DataStream<Event> lateEvents = processedStream.getSideOutput(lateEventsTag);
  • Late events are stored in the lateEvents stream for separate processing, such as writing to a different sink or triggering alerts.

Error Handling and Dead Letter Queue

When processing unstructured data or complex transformations, errors may occur. Using OutputTag, invalid records can be diverted to a dead letter queue (DLQ).

final OutputTag<String> errorTag = new OutputTag<String>("error-events"){};
 
DataStream<String> validEvents = mainStream.process(new ProcessFunction<String, String>() {
    @Override
    public void processElement(String value, Context ctx, Collector<String> out) {
        try {
            if (value.contains("valid")) {
                out.collect(value);
            } else {
                throw new IllegalArgumentException("Invalid data");
            }
        } catch (Exception e) {
            ctx.output(errorTag, value);
        }
    }
});
 
DataStream<String> errorEvents = validEvents.getSideOutput(errorTag);
  • The errorTag identifies invalid records, which can be stored separately or reviewed manually.

Stream Branching for A/B Testing

A/B testing often requires splitting a stream based on experimental groups.
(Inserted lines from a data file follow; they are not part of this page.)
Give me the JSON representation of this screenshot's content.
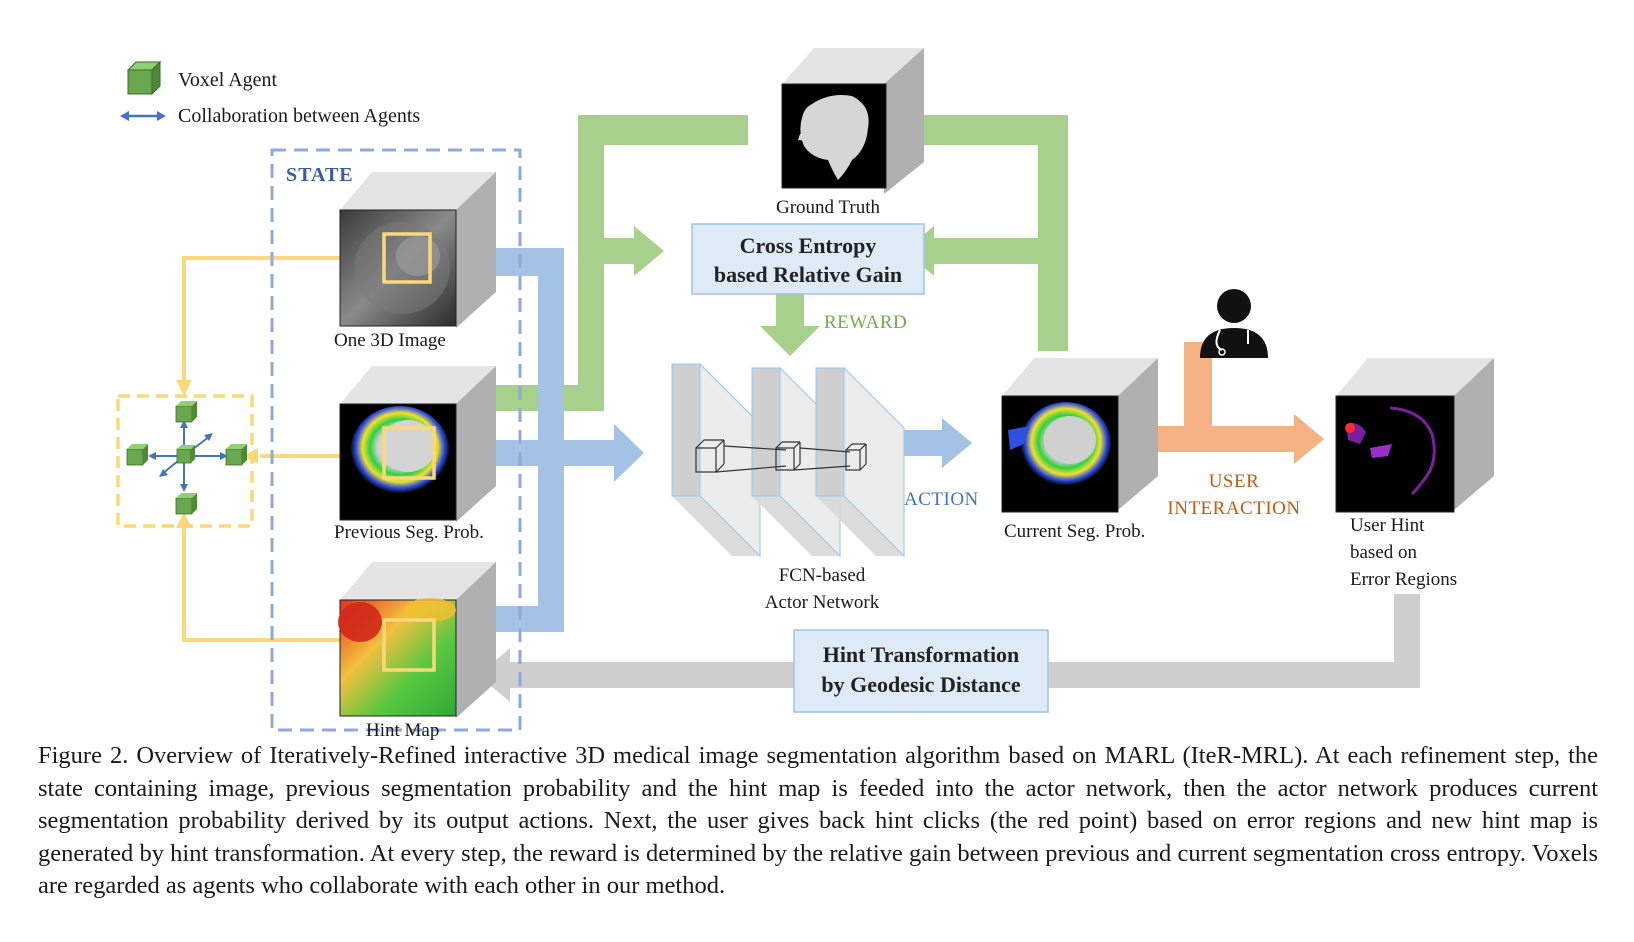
{
  "legend": {
    "voxel_agent": "Voxel Agent",
    "collaboration": "Collaboration between Agents"
  },
  "state": {
    "title": "STATE",
    "image_label": "One 3D Image",
    "prev_seg_label": "Previous Seg. Prob.",
    "hint_map_label": "Hint Map"
  },
  "ground_truth_label": "Ground Truth",
  "cross_entropy": {
    "line1": "Cross Entropy",
    "line2": "based Relative Gain"
  },
  "reward_label": "REWARD",
  "action_label": "ACTION",
  "fcn": {
    "line1": "FCN-based",
    "line2": "Actor Network"
  },
  "current_seg_label": "Current Seg. Prob.",
  "user_interaction": {
    "line1": "USER",
    "line2": "INTERACTION"
  },
  "user_hint": {
    "line1": "User Hint",
    "line2": "based on",
    "line3": "Error Regions"
  },
  "hint_transformation": {
    "line1": "Hint Transformation",
    "line2": "by Geodesic Distance"
  },
  "caption": "Figure 2. Overview of Iteratively-Refined interactive 3D medical image segmentation algorithm based on MARL (IteR-MRL). At each refinement step, the state containing image, previous segmentation probability and the hint map is feeded into the actor network, then the actor network produces current segmentation probability derived by its output actions. Next, the user gives back hint clicks (the red point) based on error regions and new hint map is generated by hint transformation. At every step, the reward is determined by the relative gain between previous and current segmentation cross entropy. Voxels are regarded as agents who collaborate with each other in our method.",
  "colors": {
    "green_arrow": "#a8d08d",
    "blue_arrow": "#a4c2e4",
    "gray_arrow": "#cfcfcf",
    "orange_arrow": "#f4b183",
    "yellow_line": "#f9d97a",
    "state_dash": "#8eaadb",
    "state_title": "#3b5ba5",
    "reward_text": "#70ad47",
    "action_text": "#4472c4",
    "interaction_text": "#c55a11",
    "box_fill": "#deebf7",
    "agent_green": "#6aa84f"
  }
}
Output tags allow you to dynamically route events to different branches.

final OutputTag<Event> groupATag = new OutputTag<Event>("group-a"){};
final OutputTag<Event> groupBTag = new OutputTag<Event>("group-b"){};
 
DataStream<Event> processedStream = mainStream.process(new ProcessFunction<Event, Event>() {
    @Override
    public void processElement(Event event, Context ctx, Collector<Event> out) {
        if (event.getGroup().equals("A")) {
            ctx.output(groupATag, event);
        } else if (event.getGroup().equals("B")) {
            ctx.output(groupBTag, event);
        } else {
            out.collect(event);
        }
    }
});
 
DataStream<Event> groupAEvents = processedStream.getSideOutput(groupATag);
DataStream<Event> groupBEvents = processedStream.getSideOutput(groupBTag);
  • This approach allows parallel experimentation, with different logic applied to each group.

Separating High and Low Priority Events

In real-time processing, some events may need immediate attention while others can be processed asynchronously. By tagging high-priority events, you can create a fast lane in your data pipeline.

final OutputTag<Event> highPriorityTag = new OutputTag<Event>("high-priority"){};
 
DataStream<Event> processedStream = mainStream.process(new ProcessFunction<Event, Event>() {
    @Override
    public void processElement(Event event, Context ctx, Collector<Event> out) {
        if (event.isHighPriority()) {
            ctx.output(highPriorityTag, event);
        } else {
            out.collect(event);
        }
    }
});
 
DataStream<Event> highPriorityEvents = processedStream.getSideOutput(highPriorityTag);
  • High-priority events can be processed in a low-latency sink, while normal events remain in the main processing flow.

Summary

Output tags in Apache Flink provide a powerful mechanism for branching data streams, enabling scenarios like handling late data, error management, A/B testing, and priority routing. By using side outputs, complex streaming pipelines can be optimized and simplified, ensuring that special cases do not interfere with primary processing logic.